Jakarta (ANTARA News) - Pusat Pelaporan dan Analisis Transaksi Keuangan (PPATK) sedang menelusuri rekening tersangka kasus dugaan suap pengurusan kuota impor daging sapi di Kementerian Pertanian.

"Sejak kami menerima surat dari Komisi Pemberantasan Korupsi (KPK), langsung kami bergerak," kata Wakil Ketua PPATK Agus Santoso kepada ANTARA News, di Jakarta, Rabu.

Ia mengatakan KPK sudah mengirimkan surat permintaan penelusuran rekening tersangka kasus tersebut kepada PPATK. Namun saat diminta merinci nama-nama tersebut Agus enggan untuk memaparkan lebih lanjut.

"Suratnya sudah diterima sejak beberapa hari lalu. Namun saya tidak bisa menyebutkan nama karena dalam undang-undang tidak diperbolehkan, mohon maaf sekali," ujarnya.

Sebelumnya dalam kasus dugaan suap pengurusan kuota impor daging sapi di Kementerian Pertanian itu, KPK telah menetapkan empat orang sebagai tersangka yaitu Presiden PKS yang juga anggota Komisi I DPR LHI, dua direktur PT Indoguna Utama yaitu JE dan AAE, serta orang dekat LHI, AF.

KPK juga sudah mengirimkan surat kepada PPATK untuk melacak aset para tersangka kasus tersebut. Menurut KPK penelusuran aset merupakan protap lembaga tersebut setelah menetapkan seseorang menjadi tersangka.

Keempat tersangka sudah resmi ditahan KPK ditempat berbeda. JE ditahan di Rutan Salemba, AAE di Rutan Cipinang, AF di Rutan KPK, dan LHI di Rutan KPK Cabang Guntur.

Komisi Pemberantasan Korupsi menggeledah empat tempat yang diduga terkait dengan kasus dugaan suap impor daging sapi pada hari Kamis (31/1).
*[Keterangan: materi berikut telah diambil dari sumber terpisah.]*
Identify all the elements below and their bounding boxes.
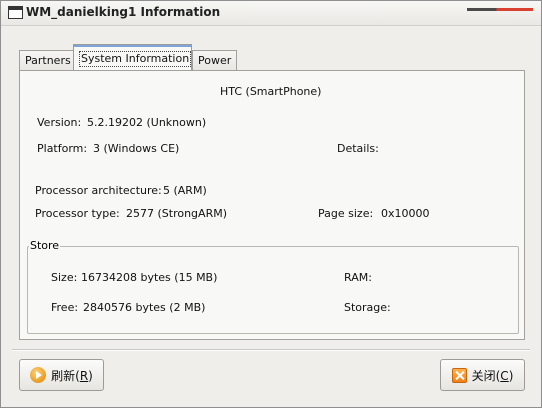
tab-system-information[interactable]: System Information bbox=[73, 44, 192, 72]
refresh-button[interactable]: 刷新(R) bbox=[19, 359, 104, 391]
ram-label: RAM: bbox=[344, 271, 372, 284]
system-information-panel: HTC (SmartPhone) Version: 5.2.19202 (Unk… bbox=[19, 70, 525, 340]
page-size-label: Page size: bbox=[318, 207, 374, 220]
processor-type-label: Processor type: bbox=[35, 207, 120, 220]
storage-label: Storage: bbox=[344, 301, 391, 314]
device-name: HTC (SmartPhone) bbox=[220, 85, 322, 98]
processor-architecture-value: 5 (ARM) bbox=[163, 184, 207, 197]
processor-type-value: 2577 (StrongARM) bbox=[126, 207, 227, 220]
information-window: WM_danielking1 Information Partners Syst… bbox=[0, 0, 542, 408]
tab-partners-label: Partners bbox=[25, 54, 71, 67]
tab-power[interactable]: Power bbox=[192, 50, 237, 71]
title-accent-bar bbox=[467, 8, 533, 11]
tab-power-label: Power bbox=[198, 54, 232, 67]
close-button-label: 关闭(C) bbox=[471, 368, 514, 383]
store-size-value: 16734208 bytes (15 MB) bbox=[81, 271, 218, 284]
store-group bbox=[27, 246, 519, 334]
version-label: Version: bbox=[37, 116, 82, 129]
close-button[interactable]: 关闭(C) bbox=[440, 359, 525, 391]
platform-value: 3 (Windows CE) bbox=[93, 142, 180, 155]
platform-label: Platform: bbox=[37, 142, 88, 155]
tab-partners[interactable]: Partners bbox=[19, 50, 75, 71]
store-legend: Store bbox=[29, 239, 61, 252]
page-size-value: 0x10000 bbox=[381, 207, 430, 220]
window-title: WM_danielking1 Information bbox=[26, 5, 221, 19]
details-label: Details: bbox=[337, 142, 379, 155]
store-free-label: Free: bbox=[51, 301, 79, 314]
store-size-label: Size: bbox=[51, 271, 78, 284]
refresh-icon bbox=[30, 367, 47, 383]
title-bar[interactable]: WM_danielking1 Information bbox=[1, 1, 541, 26]
version-value: 5.2.19202 (Unknown) bbox=[87, 116, 207, 129]
window-icon bbox=[8, 6, 23, 19]
store-free-value: 2840576 bytes (2 MB) bbox=[83, 301, 206, 314]
button-separator bbox=[12, 349, 530, 351]
refresh-button-label: 刷新(R) bbox=[51, 368, 93, 383]
close-icon bbox=[451, 367, 467, 383]
tab-system-information-label: System Information bbox=[79, 51, 192, 67]
processor-architecture-label: Processor architecture: bbox=[35, 184, 162, 197]
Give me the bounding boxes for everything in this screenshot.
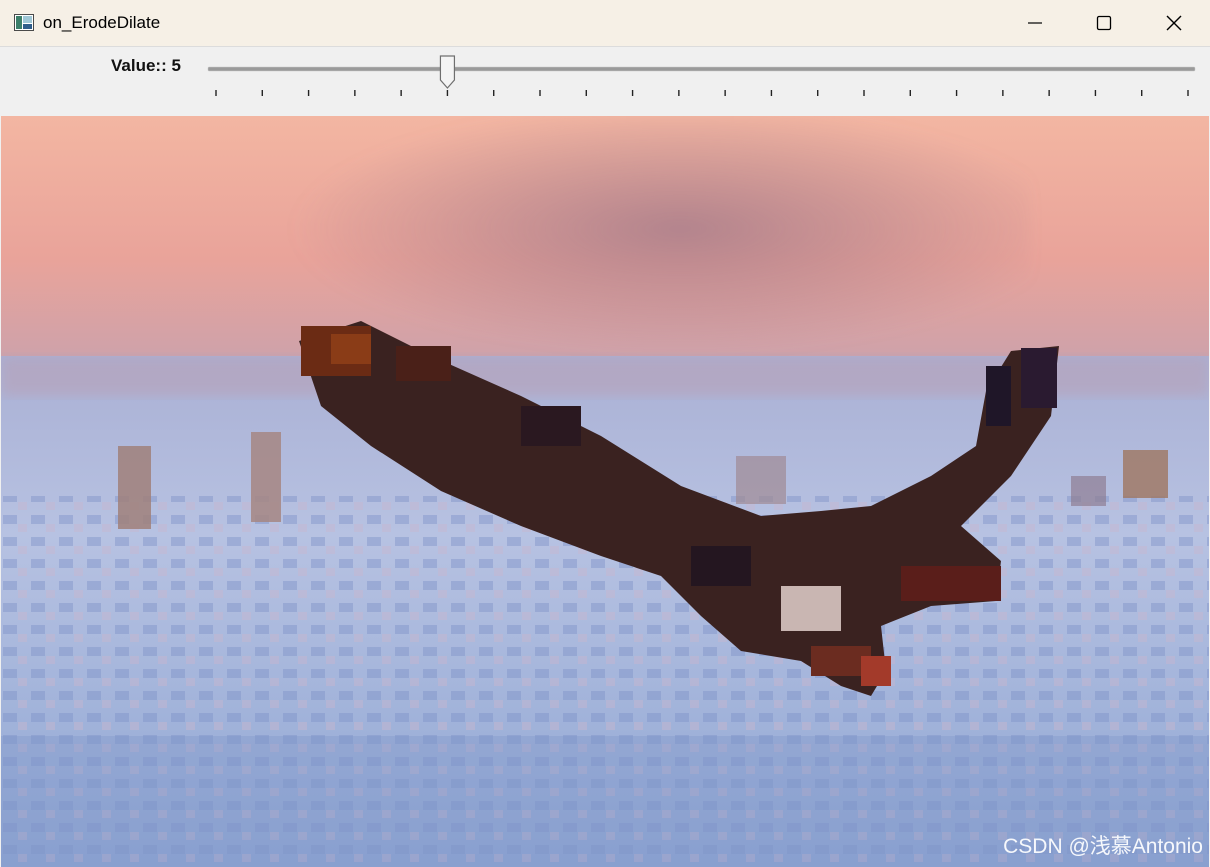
maximize-button[interactable] bbox=[1069, 0, 1139, 46]
trackbar-groove bbox=[207, 66, 1196, 72]
watermark: CSDN @浅慕Antonio bbox=[1003, 835, 1203, 858]
trackbar-ticks bbox=[215, 90, 1189, 96]
image-display: CSDN @浅慕Antonio bbox=[1, 116, 1209, 867]
trackbar-panel: Value:: 5 bbox=[0, 47, 1210, 116]
minimize-icon bbox=[1027, 15, 1043, 31]
trackbar-label: Value:: 5 bbox=[111, 56, 181, 75]
trackbar-thumb[interactable] bbox=[439, 55, 456, 89]
value-trackbar[interactable] bbox=[207, 47, 1197, 116]
minimize-button[interactable] bbox=[1000, 0, 1070, 46]
close-button[interactable] bbox=[1139, 0, 1209, 46]
eroded-eagle-image bbox=[1, 116, 1209, 867]
app-icon bbox=[14, 14, 34, 31]
maximize-icon bbox=[1096, 15, 1112, 31]
app-window: on_ErodeDilate Value:: 5 CSDN @浅慕Antonio bbox=[0, 0, 1210, 867]
title-bar[interactable]: on_ErodeDilate bbox=[0, 0, 1210, 47]
window-title: on_ErodeDilate bbox=[43, 13, 161, 32]
close-icon bbox=[1165, 14, 1183, 32]
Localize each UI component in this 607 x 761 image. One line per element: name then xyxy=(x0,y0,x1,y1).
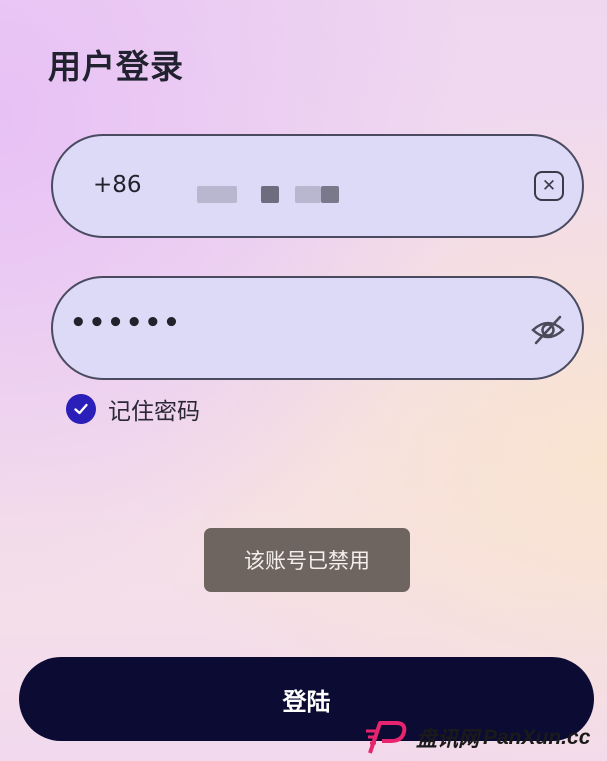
watermark-en-text: PanXun.cc xyxy=(483,726,591,749)
remember-password-label[interactable]: 记住密码 xyxy=(108,392,200,426)
remember-password-option[interactable]: 记住密码 xyxy=(66,392,200,426)
country-code-prefix[interactable]: +86 xyxy=(93,172,142,198)
password-masked-value[interactable]: •••••• xyxy=(70,308,182,338)
toast-message: 该账号已禁用 xyxy=(204,528,410,592)
page-title: 用户登录 xyxy=(48,47,184,86)
masked-phone-number xyxy=(197,185,347,203)
eye-off-icon[interactable] xyxy=(530,312,566,348)
watermark-cn-text: 盘讯网 xyxy=(416,728,479,751)
close-square-icon[interactable]: ✕ xyxy=(534,171,564,201)
phone-input[interactable]: +86 ✕ xyxy=(51,134,584,238)
p-logo-icon xyxy=(366,721,407,754)
check-circle-icon[interactable] xyxy=(66,394,96,424)
watermark: 盘讯网 PanXun.cc xyxy=(366,716,590,760)
password-input[interactable]: •••••• xyxy=(51,276,584,380)
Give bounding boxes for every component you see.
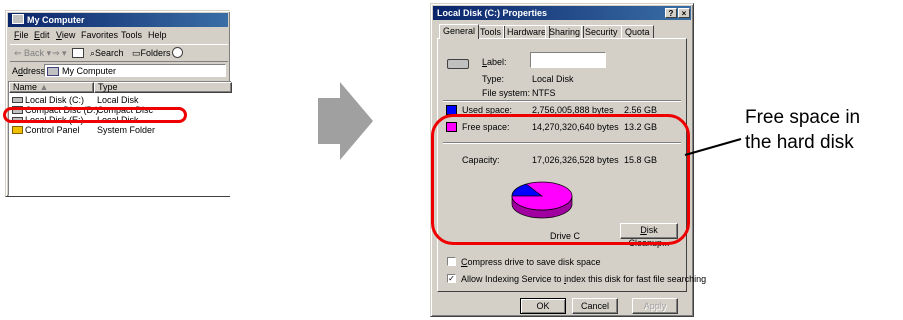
tab-strip: General Tools Hardware Sharing Security … <box>439 24 687 39</box>
menu-tools[interactable]: Tools <box>121 29 142 42</box>
list-header: Name ▲ Type <box>9 82 232 93</box>
type-value: Local Disk <box>532 74 574 84</box>
callout-line <box>684 138 742 156</box>
hard-drive-icon <box>12 97 23 103</box>
close-button[interactable]: × <box>678 8 690 18</box>
apply-button[interactable]: Apply <box>632 298 678 314</box>
fs-value: NTFS <box>532 88 556 98</box>
menu-favorites[interactable]: Favorites <box>81 29 118 42</box>
tab-sharing[interactable]: Sharing <box>545 25 585 38</box>
tab-hardware[interactable]: Hardware <box>503 25 551 38</box>
annotation-line-1: Free space in <box>745 107 861 128</box>
menu-file[interactable]: File <box>14 29 29 42</box>
index-label: Allow Indexing Service to index this dis… <box>461 274 707 284</box>
drive-icon <box>447 59 469 69</box>
label-input[interactable] <box>530 52 606 68</box>
computer-icon <box>47 67 59 76</box>
annotation-text: Free space in the hard disk <box>745 105 860 155</box>
highlight-ring-drive-c <box>3 107 187 123</box>
properties-titlebar[interactable]: Local Disk (C:) Properties ? × <box>433 6 691 20</box>
back-button[interactable]: ⇐ Back ▾ <box>14 48 51 59</box>
highlight-ring-free-space <box>431 114 690 245</box>
flow-arrow-icon <box>318 82 373 160</box>
address-label: Address <box>12 66 46 76</box>
compress-label: Compress drive to save disk space <box>461 257 601 267</box>
explorer-window: My Computer File Edit View Favorites Too… <box>5 10 232 197</box>
address-input[interactable]: My Computer <box>44 64 226 77</box>
list-item[interactable]: Local Disk (C:) Local Disk <box>9 95 231 105</box>
sort-arrow-icon: ▲ <box>39 82 49 92</box>
type-caption: Type: <box>482 74 505 84</box>
fs-caption: File system: <box>482 88 531 98</box>
menu-view[interactable]: View <box>56 29 75 42</box>
properties-title: Local Disk (C:) Properties <box>437 8 548 18</box>
list-item[interactable]: Control Panel System Folder <box>9 125 231 135</box>
menu-help[interactable]: Help <box>148 29 167 42</box>
help-button[interactable]: ? <box>665 8 677 18</box>
explorer-title: My Computer <box>27 15 85 25</box>
tab-general[interactable]: General <box>439 24 480 39</box>
file-list[interactable]: Name ▲ Type Local Disk (C:) Local Disk C… <box>8 81 232 196</box>
separator <box>443 100 681 102</box>
menu-edit[interactable]: Edit <box>34 29 50 42</box>
computer-icon <box>12 14 24 24</box>
toolbar: ⇐ Back ▾ ⇒ ▾ ⌕Search ▭Folders <box>10 44 228 62</box>
up-folder-icon[interactable] <box>72 48 84 58</box>
history-icon[interactable] <box>172 47 183 58</box>
label-caption: Label: <box>482 57 507 67</box>
folders-button[interactable]: ▭Folders <box>132 48 171 59</box>
ok-button[interactable]: OK <box>520 298 566 314</box>
tab-tools[interactable]: Tools <box>476 25 506 38</box>
annotation-line-2: the hard disk <box>745 132 854 153</box>
menu-bar: File Edit View Favorites Tools Help <box>10 29 228 42</box>
control-panel-icon <box>12 126 23 134</box>
explorer-titlebar[interactable]: My Computer <box>8 13 228 27</box>
column-name[interactable]: Name ▲ <box>9 82 94 93</box>
tab-security[interactable]: Security <box>581 25 622 38</box>
forward-button[interactable]: ⇒ ▾ <box>52 48 67 59</box>
compress-checkbox[interactable] <box>447 257 456 266</box>
index-checkbox[interactable]: ✓ <box>447 274 456 283</box>
address-bar: Address My Computer <box>10 63 228 78</box>
cancel-button[interactable]: Cancel <box>572 298 618 314</box>
tab-quota[interactable]: Quota <box>621 25 654 38</box>
folders-icon: ▭ <box>132 48 141 58</box>
column-type[interactable]: Type <box>94 82 232 93</box>
search-button[interactable]: ⌕Search <box>90 48 124 59</box>
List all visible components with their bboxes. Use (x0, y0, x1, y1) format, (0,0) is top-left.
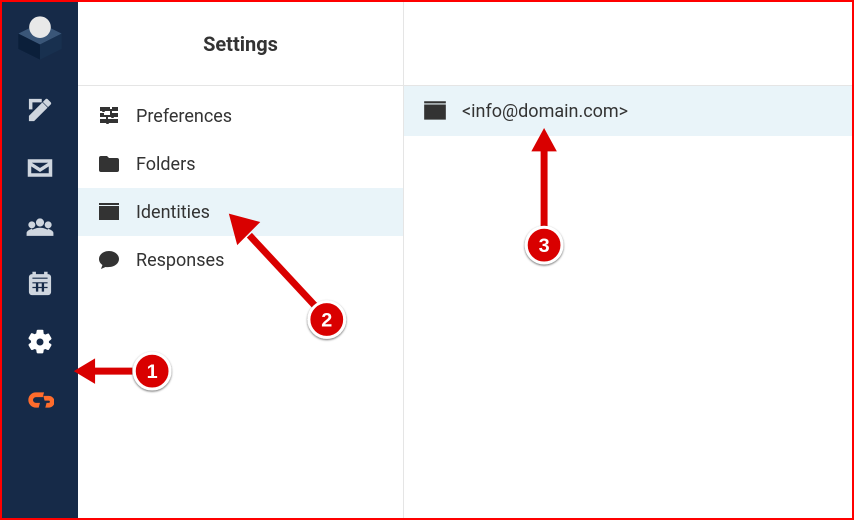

Penggeledahan di kantor PT Indoguna Utama, kediaman AAE, AF, dan di Direktorat Jenderal Peteranakan dan Kesehatan Hewan Kementerian Pertanian. Dari hasil penggeledahan itu KPK menemukan beberapa bukti yang menguatkan dalam proses penyidikan kasus ini.

Juard dan Arya diduga melanggar Pasal 5 Ayat (1) atau Pasal 13 Undang-Undang Nomor 31 Tahun 1999 sebagaimana telah diubah menjadi UU No. 20/2001 jo Pasal 55 Ayat (1) ke-1 KUHP tentang pemberian hadiah atau janji kepada penyelenggara negara.

Sedangkan AF dan LHI diduga melanggar Pasal 12 Huruf a atau b atau Pasal 5 Ayat (2) atau Pasal 11 UU No. 31/1999 sebagaimana telah diubah menjadi UU No. 20/2001 jo Pasal 55 Ayat (1) ke-1 KUHP mengenai penyelenggara negara yang menerima hadiah atau janji terkait jabatannya.